Talk to coaches, and they will tell you they believe their players are harder to teach, and to reach, and that disciplining is beginning to feel professionally dangerous. Not even U-Conn.’s virtuoso coach Geno Auriemma is immune to this feeling, about which he delivered a soliloquy at the Final Four.
“Recruiting enthusiastic kids is harder than it’s ever been,” he said. “. . . They haven’t even figured out which foot to use as a pivot foot and they’re gonna act like they’re really good players. You see it all the time.”

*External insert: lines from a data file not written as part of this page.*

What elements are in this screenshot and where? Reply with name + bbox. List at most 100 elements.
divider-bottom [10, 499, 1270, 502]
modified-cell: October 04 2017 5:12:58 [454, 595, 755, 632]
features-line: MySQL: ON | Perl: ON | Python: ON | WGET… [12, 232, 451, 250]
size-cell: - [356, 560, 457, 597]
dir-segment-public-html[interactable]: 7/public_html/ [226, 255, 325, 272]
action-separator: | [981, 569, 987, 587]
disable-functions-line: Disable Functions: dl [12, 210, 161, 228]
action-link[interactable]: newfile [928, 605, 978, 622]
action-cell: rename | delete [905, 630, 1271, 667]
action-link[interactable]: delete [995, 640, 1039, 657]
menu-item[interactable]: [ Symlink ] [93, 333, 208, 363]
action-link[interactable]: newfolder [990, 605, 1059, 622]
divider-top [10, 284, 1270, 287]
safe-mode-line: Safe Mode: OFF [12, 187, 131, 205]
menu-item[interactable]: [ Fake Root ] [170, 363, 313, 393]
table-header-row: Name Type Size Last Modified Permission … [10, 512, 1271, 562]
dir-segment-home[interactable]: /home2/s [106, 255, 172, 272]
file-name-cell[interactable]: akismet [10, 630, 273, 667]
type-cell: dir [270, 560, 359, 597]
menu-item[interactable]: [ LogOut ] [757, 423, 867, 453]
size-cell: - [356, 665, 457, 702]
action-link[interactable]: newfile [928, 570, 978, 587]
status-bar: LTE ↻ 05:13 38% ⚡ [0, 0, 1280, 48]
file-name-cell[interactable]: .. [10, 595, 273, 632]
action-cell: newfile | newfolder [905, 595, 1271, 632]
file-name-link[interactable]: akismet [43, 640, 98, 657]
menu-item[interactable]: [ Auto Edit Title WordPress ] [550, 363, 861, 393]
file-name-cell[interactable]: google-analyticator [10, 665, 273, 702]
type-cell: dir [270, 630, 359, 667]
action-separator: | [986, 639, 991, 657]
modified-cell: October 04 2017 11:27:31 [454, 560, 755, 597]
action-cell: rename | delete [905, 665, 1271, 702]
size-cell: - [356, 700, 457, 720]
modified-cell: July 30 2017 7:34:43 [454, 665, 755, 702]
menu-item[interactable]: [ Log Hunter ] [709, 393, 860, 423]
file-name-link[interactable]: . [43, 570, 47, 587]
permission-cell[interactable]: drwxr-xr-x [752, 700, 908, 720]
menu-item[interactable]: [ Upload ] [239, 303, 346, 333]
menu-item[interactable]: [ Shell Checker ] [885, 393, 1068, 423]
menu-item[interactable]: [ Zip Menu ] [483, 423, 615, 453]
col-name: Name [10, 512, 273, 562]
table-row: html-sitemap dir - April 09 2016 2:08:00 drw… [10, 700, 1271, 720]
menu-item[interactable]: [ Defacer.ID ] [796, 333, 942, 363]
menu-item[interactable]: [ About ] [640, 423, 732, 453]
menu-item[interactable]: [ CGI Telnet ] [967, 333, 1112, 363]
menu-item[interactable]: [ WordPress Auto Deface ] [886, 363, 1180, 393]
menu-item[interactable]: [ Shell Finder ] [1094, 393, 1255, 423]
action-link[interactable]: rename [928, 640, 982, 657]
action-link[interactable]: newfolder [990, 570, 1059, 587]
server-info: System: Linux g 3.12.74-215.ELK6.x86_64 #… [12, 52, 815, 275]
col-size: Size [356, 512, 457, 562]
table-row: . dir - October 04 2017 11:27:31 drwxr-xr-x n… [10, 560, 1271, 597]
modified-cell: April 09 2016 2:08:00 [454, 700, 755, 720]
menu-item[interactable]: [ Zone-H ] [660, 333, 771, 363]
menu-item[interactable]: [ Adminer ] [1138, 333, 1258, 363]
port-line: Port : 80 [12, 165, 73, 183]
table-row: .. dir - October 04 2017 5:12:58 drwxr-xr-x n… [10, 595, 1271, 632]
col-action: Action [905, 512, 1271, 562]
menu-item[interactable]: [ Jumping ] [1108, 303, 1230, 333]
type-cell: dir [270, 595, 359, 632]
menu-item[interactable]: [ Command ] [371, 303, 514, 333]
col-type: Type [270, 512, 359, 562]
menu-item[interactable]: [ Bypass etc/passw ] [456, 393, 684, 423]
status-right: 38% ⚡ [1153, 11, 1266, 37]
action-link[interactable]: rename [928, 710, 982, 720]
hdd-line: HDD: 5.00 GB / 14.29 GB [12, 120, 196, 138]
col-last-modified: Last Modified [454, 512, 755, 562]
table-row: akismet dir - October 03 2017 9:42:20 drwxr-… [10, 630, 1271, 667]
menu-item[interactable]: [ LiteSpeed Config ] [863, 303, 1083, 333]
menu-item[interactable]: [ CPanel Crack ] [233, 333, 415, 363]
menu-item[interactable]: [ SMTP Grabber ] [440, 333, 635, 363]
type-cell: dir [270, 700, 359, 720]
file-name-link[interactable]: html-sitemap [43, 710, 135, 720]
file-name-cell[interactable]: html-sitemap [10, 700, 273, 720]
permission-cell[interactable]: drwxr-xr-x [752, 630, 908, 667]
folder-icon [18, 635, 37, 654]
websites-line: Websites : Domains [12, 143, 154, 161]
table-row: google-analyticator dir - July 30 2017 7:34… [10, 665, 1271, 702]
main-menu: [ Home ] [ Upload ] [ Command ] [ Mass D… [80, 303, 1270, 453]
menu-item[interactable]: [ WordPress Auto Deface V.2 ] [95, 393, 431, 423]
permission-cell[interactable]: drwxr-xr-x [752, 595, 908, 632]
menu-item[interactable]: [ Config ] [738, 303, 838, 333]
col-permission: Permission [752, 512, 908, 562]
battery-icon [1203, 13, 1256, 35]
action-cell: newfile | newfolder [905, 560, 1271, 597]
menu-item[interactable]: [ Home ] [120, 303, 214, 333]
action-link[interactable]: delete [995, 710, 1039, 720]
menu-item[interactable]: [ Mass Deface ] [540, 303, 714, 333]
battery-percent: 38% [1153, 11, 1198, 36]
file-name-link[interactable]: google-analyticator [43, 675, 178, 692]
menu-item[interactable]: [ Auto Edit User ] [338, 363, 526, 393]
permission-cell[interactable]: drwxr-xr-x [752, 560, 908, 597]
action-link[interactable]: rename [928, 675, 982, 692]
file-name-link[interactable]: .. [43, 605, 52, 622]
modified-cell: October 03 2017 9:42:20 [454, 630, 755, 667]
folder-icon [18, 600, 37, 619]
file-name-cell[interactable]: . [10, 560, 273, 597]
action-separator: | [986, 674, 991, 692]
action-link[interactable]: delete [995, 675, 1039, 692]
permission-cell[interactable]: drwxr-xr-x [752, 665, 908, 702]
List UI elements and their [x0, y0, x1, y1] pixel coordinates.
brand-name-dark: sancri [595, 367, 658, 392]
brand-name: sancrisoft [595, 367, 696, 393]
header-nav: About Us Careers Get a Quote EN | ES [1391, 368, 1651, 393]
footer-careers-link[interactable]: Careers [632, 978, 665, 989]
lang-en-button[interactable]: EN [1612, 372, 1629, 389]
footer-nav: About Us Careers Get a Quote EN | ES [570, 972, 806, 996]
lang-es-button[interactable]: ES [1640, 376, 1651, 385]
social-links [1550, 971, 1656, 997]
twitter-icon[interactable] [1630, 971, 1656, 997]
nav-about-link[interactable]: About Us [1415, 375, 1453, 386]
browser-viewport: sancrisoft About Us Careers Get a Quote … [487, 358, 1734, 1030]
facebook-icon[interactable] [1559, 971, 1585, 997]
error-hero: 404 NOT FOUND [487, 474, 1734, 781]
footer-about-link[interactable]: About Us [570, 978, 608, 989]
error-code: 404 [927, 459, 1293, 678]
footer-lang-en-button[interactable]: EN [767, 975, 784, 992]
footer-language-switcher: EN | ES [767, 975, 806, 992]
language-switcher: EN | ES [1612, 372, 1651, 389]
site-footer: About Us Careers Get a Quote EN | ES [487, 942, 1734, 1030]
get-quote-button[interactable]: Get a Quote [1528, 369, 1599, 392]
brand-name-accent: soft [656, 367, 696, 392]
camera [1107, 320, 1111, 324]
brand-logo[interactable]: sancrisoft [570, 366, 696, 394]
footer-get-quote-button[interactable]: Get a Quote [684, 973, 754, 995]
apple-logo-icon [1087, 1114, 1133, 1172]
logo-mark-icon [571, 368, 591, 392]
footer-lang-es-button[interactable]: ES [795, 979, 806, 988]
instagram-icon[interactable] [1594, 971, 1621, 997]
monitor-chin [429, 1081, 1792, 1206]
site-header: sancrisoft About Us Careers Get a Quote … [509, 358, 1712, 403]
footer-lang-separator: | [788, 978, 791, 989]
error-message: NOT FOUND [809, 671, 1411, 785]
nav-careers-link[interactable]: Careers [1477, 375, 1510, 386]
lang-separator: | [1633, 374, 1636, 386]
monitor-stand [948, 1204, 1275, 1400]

Coaches are so concerned about this that at the annual Women’s Basketball Coaches Association spring meeting they brought in no fewer than three speakers to address it. Youth-motivator Tim Elmore lectured on “Understanding Generation iY.” And a pair of doctors discussed “Promoting Mental Health Strategies and Awareness.”
It doesn’t take a social psychologist to perceive that at least some of today’s coach-player strain results from the misunderstanding of what the job of a coach is, and how it’s different from that of a parent. This is a distinction that admittedly can get murky. The coach-player relationship has odd complexities and semi-intimacies, yet a critical distance too. It’s not like any other bond or power structure. A parent may seek to smooth a path, but the coach has to point out the hard road to be traversed, and it’s not their job to find the shortcuts. Coaches can’t afford to feel sorry for players; they are there to stop them from feeling sorry for themselves.
oaches are not substitute parents; they’re the people parents send their children to for a strange alchemical balance of toughening yet safekeeping, dream facilitating yet discipline and reality check. The vast majority of what a coach teaches is not how to succeed, but how to shoulder unwanted responsibility and deal with unfairness and diminished role playing, because without those acceptances success is impossible.
Players can let that demoralize them — or shape them into someone stronger. The choice is ultimately theirs, not the coach’s. And that’s the thing most people miss about coaches: how strangely powerful yet powerless they ultimately are, how beholden they are to the aspirations and frailties of other people’s children. It’s a beautiful, terrible relationship that can tilt all too easily, and usually tilts hard, into undying loyalty or lifelong hard feelings.
The bottom line is that coaches have a truly delicate job ahead of them with iGens. They must find a way to establish themselves as firm allies of players who are more easily wounded than ever before yet demand they earn praise through genuine accomplishment.
Based on what I knew of Pat and her intuitive dealings with vulnerable players such as Chamique Holdsclaw, who has become a powerful campus mental health advocate, she probably would have found a way to work with and build up iGens, just as she did boomers, Gen Xers, and millennials. But it would not have been an easy adaptation.
Believe it or not, for most of Summitt’s 1,098-victory career at Tennessee, what she really taught was how to deal with fear and falling. In the 21 years I knew her, only three times did she win championships. All the rest of those seasons ended in some kind of failure.
Much as she loved to see her players win, what she was really interested in was “how they respond,” she said. She said time and again that what she really was trying to do was convert girls into strong, independent women. It was an inevitably painful undertaking.
“If everyone loved it all the time,” she said, “that meant we were doing something wrong.”